Mentre Claudia legge ancora, Giulio mi chiede di anticipare il mio intervento, doveva venire anche  mia figlia, così non mi vedrà. Dopo due mesi al ritmo di venti sigarette al giorno, inizio a leggere cercando di ricordare i consigli di un’amica che lavora in teatro. Il mio romanzo racconta la storia di una coppia separata che si trova a dividere la casa per una settimana, lui dorme sul divano, lei registra minuziosamente movimenti e stati d’animo. Alla fine della lettura mi godo l’applauso, ringrazio, e vado a bermi un bicchiere di vino.
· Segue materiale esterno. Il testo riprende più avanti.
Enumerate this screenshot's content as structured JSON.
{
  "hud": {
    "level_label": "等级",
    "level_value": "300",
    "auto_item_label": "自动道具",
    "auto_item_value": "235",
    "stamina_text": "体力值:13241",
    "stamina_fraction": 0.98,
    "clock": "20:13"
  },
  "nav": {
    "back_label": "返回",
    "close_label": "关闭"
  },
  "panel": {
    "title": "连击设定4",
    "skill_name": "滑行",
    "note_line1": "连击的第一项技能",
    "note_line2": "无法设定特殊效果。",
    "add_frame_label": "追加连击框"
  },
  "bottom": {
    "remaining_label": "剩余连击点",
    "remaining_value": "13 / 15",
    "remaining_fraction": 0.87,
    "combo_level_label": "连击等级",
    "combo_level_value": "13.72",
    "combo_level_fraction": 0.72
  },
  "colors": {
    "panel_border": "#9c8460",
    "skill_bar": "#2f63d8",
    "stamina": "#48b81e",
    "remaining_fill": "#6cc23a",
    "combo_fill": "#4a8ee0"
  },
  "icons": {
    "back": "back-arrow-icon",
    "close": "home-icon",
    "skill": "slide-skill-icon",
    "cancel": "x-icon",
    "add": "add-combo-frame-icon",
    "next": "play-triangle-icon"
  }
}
Il buffet prevede mozzarelle di bufala portate da Marco, uno studente di Napoli, focacce, frittata di pasta, e per finire due vassoi di struffoli preparati da Stella, anche lei napoletana. La pausa pranzo è il momento migliore per le pubbliche relazioni: Laura Bosio, consulente di Guanda, mi fa i complimenti e sono felice, è una signora molto gentile e affettuosa, penso che il mondo dell’editoria non è poi così terribile.

La presentazione riprende con Whisky Merlino, il romanzo di Francesco, un commercialista torinese. «Whisky è un figo», ce lo siamo ripetuti tutto l’anno. E’ un ghostwriter che vive di notte e va in cerca della memoria del padre. Francesco legge piano, in platea da qualche parte c’è la sua fidanzata. Durante la lettura è arrivata Patricia Chendi, editor di Sonzogno che si siede silenziosamente in seconda fila. Anche Mimmo, come Francesco, parla poco. Fa il copywriter e il suo romanzo racconta il vuoto lasciato da una persona dopo la propria morte. Mimmo ha fatto teatro e legge immerso in una trance che lo isola per quasi mezz’ora. Chiude la giornata “la nostra Agnello Hornby”, soprannome di Stella Eisenberg, una ex preside che racconta la storia di una grande e ricca famiglia ebrea, forse la sua.

«La Bottega non finisce qui – dice Giulio agli ospiti rimasti – ci vediamo a marzo per i lavori di tutti gli altri».  La sala si svuota, rimangono i resti del buffet e un’ansia sottile che ancora non ci lascia in pace. In questa lunga giornata abbiamo scoperto che gli editori sono persone gentili e riservate, quasi invisibili. Noi invece ci siamo scoperti e adesso siamo di nuovo soli, forse più di prima. La Bottega per noi è finita e non possiamo fare altro che aspettare. Una mail o, meglio, una telefonata.